Archaeological site in Iejima, Okinawa, Japan

The Gushibaru Shell Midden (具志原貝塚, Gushibaru kaizuka) is an archaeological site in what is now the Kabira neighborhood of the village of Ie, Okinawa Prefecture, Japan. The site was designated a prefectural historic site in 1974 and a National Historic Site in 1986, with the area under protection expanded in 1998. The site is known for being where Kyushu-produced Yayoi pottery was first discovered in Okinawa.

==Overview==
During the early to middle Jōmon period (approximately 4000 to 2500 BC), sea levels were five to six meters higher than at present, and the ambient temperature was also 2 degrees Celsius higher. During this period, The Ryukyu islands were inhabited by the Jōmon people, many of whom lived in coastal settlements. The shell middens associated with such settlements contain bone, botanical material, mollusc shells, sherds, lithics, and other artifacts and ecofacts associated with the now-vanished inhabitants. These features provide a useful source into the diets and habits of Jōmon society.

The Gushibaru Shell Mound is located on a sand dune facing Ie Port on the southern coast of Iejima. The site has clear stratification, with an abundance of artifacts, beginning in the Early Jōmon period, and spanning the Late Jōmon, Final Jōmon, and Yayoi periods.
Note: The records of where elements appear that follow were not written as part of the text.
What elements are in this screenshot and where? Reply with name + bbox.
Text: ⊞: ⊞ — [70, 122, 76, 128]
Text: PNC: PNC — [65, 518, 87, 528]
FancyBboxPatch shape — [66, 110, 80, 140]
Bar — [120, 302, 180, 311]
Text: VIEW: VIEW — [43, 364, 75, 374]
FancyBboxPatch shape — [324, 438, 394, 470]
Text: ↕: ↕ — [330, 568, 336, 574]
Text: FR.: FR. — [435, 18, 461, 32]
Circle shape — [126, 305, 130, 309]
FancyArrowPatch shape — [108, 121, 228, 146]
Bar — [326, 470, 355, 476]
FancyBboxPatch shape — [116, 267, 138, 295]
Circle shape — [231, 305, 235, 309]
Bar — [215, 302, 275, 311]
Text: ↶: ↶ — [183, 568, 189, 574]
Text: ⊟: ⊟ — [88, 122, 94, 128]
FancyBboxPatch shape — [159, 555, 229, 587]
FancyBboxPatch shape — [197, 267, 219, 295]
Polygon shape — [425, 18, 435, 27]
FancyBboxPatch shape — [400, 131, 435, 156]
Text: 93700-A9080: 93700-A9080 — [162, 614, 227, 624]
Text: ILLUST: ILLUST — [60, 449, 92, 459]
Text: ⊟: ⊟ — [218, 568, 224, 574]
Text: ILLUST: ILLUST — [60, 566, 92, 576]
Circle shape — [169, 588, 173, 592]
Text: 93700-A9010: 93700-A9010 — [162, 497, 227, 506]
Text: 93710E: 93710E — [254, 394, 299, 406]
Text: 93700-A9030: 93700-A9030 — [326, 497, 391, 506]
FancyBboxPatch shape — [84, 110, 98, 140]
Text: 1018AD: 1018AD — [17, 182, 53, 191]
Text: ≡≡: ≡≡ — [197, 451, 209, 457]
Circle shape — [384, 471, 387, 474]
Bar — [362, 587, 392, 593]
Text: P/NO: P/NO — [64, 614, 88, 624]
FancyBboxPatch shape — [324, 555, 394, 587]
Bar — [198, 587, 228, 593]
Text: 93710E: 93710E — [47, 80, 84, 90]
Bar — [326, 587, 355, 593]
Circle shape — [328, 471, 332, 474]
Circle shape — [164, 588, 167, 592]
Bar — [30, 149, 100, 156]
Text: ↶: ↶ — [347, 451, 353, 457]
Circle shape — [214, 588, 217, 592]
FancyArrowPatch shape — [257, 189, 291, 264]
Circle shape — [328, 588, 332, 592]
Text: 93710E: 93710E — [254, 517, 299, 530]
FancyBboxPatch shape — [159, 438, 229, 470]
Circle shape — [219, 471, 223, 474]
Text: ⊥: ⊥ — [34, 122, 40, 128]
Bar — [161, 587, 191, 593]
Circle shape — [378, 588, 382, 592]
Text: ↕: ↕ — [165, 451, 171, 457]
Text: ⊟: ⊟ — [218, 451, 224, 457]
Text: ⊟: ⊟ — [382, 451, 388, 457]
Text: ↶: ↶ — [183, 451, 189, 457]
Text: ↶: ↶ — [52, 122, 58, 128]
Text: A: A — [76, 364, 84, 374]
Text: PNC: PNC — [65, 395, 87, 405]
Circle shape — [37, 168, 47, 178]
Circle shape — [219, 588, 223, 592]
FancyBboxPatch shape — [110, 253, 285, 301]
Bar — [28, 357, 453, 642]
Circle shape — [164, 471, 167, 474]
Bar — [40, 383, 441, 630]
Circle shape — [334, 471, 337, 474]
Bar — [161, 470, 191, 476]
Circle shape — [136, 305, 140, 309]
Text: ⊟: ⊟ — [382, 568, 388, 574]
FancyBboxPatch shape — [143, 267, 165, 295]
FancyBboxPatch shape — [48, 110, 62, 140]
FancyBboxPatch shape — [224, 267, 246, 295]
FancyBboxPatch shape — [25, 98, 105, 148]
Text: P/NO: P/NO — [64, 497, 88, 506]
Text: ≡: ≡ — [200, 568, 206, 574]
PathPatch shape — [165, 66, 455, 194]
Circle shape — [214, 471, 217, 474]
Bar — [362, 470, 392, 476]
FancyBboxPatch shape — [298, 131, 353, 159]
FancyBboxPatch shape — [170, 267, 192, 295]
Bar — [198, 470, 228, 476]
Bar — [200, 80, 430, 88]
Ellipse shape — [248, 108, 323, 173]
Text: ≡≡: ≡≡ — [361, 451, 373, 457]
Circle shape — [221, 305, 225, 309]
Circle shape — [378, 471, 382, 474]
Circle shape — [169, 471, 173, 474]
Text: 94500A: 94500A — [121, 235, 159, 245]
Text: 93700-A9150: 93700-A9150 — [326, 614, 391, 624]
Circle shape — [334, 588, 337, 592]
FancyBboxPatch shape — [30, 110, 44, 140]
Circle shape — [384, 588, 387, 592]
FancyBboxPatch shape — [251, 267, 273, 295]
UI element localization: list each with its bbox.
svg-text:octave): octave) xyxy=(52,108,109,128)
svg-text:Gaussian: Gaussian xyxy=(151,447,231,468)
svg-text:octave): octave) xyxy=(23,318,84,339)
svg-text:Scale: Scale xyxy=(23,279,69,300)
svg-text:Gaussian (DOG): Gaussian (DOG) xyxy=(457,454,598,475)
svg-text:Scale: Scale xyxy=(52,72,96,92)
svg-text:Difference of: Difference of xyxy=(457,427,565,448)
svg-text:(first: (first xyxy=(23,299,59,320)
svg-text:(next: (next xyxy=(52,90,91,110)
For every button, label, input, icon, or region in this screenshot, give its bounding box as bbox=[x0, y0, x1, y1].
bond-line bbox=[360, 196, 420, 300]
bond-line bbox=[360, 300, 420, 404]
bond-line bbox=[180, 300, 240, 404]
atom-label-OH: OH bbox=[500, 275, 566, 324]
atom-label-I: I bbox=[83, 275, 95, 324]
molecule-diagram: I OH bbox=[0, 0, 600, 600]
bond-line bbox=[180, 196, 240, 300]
The layer of striated pottery corresponding to the Early Jōmon period make it the oldest Neolithic site on Iejima, dating back 5,000 years. However, it is most noted for the large number of semi-finished and finished products made from various clam shells, including shell rings, shell plates, shell bells, and shell tags in the same strata as Suku (Yamanoguchi) and Menda-style Yayoi pottery from the Kyushu. This indicates a flourishing maritime trade between mainland Japan and Okinawa during this period.

Human remains from early Gusuku period (direct radiocarbon dating is mid-11th century to early 13th century) have also been discovered.

== Access ==
The site is about a 30-minute drive from Motobu Port.